Art students looked up to Nkosi as their role model

Sne Masuku

Sne Masuku

KwaZulu-Natal artist Gabisile Nkosi earned great respect in her short life because she worked very hard to build her career.

Born in Umlazi in 1976, her mother died in 1996.

And with no one to support her through university, she worked at a construction site in Durban until she met Jan Jordan, a lecturer in fine arts at the Durban University of Technology.

Jordan introduced her to the faculty of arts, and those who studied with her say she was a great student, and a role model.

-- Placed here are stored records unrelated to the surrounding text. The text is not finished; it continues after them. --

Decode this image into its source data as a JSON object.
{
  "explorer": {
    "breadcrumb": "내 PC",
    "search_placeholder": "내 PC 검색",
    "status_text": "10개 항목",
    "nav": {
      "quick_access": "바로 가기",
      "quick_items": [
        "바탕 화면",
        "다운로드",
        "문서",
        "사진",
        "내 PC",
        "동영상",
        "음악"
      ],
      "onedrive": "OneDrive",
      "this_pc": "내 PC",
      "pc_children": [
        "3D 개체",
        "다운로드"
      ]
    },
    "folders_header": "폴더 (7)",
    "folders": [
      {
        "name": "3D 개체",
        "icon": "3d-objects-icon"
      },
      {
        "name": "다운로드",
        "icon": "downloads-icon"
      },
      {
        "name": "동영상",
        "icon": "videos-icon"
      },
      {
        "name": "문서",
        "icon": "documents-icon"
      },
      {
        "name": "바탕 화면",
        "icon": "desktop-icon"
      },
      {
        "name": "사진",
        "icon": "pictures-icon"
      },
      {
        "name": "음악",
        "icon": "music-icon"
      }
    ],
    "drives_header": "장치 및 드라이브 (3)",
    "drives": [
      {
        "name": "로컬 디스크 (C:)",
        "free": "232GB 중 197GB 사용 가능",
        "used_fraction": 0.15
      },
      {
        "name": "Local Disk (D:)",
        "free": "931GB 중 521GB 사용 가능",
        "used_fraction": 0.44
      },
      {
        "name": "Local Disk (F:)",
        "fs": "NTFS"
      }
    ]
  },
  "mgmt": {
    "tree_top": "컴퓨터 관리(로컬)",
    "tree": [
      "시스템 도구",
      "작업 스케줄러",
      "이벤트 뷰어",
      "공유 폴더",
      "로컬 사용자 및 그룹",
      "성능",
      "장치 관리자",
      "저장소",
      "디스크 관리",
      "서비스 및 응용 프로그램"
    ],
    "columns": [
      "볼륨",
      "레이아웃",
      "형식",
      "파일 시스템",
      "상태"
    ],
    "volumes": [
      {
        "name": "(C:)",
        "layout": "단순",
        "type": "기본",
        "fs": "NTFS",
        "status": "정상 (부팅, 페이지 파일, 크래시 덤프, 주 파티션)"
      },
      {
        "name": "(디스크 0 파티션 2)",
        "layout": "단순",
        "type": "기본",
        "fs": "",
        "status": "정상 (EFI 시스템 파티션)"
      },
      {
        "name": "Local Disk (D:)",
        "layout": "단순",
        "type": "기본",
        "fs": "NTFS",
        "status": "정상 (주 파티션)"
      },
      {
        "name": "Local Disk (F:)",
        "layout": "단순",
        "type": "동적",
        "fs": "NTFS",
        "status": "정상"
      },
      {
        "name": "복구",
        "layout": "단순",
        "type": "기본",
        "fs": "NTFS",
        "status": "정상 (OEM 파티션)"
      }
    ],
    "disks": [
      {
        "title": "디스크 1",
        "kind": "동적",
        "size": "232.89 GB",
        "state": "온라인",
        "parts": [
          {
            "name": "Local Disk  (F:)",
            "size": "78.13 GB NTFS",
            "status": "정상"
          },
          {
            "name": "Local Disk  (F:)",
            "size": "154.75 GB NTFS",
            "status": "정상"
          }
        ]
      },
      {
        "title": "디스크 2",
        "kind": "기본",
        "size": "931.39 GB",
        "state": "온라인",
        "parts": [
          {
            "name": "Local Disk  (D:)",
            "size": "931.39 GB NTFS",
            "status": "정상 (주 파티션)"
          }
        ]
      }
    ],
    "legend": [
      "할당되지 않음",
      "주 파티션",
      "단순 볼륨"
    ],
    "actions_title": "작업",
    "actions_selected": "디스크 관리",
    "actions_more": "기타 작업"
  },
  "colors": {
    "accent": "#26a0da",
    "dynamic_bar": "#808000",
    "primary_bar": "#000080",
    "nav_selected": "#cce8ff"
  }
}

She graduated with a BTech degree in fine arts in 2002 and was employed at the Caversham Centre for Artists and Writers in the KwaZulu-Natal Midlands. She facilitated print-making workshops with artists and local communities.

Nkosi was involved with Art for Humanity (AFH) for almost 10 years. Her artwork was displayed on a billboard at the Umlazi commercial centre, and was criticised for this by people in the area for participating in the campaign.

"At the time there was a lot of stigma on HIV and Aids. Most people at that time in 2001 did not want to get involved. But she was greatly admired by fellow students and most looked up to her as their role model," said Jordan.

Nkosi emphasised the important role art plays in advocating social issues. "If you want to get a message across, it's better to do a colourful visual rather than text.

"As an artist, I feel privileged to play a role in HIV-Aids awareness through the medium of visual art," she once said.

When her career took off, she took part in several group and solo exhibitions in South Africa and abroad.

She was particularly interested in the therapeutic effects of art and collaborated with Cape Town-based poet Mavis Smallberg on AFH's Women for Children print portfolio.

She strongly advocated women's rights in her linocut, Sisterhood.

Nkosi and her former boyfriend were found dead at her home in Lidgetton in Pietermaritzburg on Tuesday.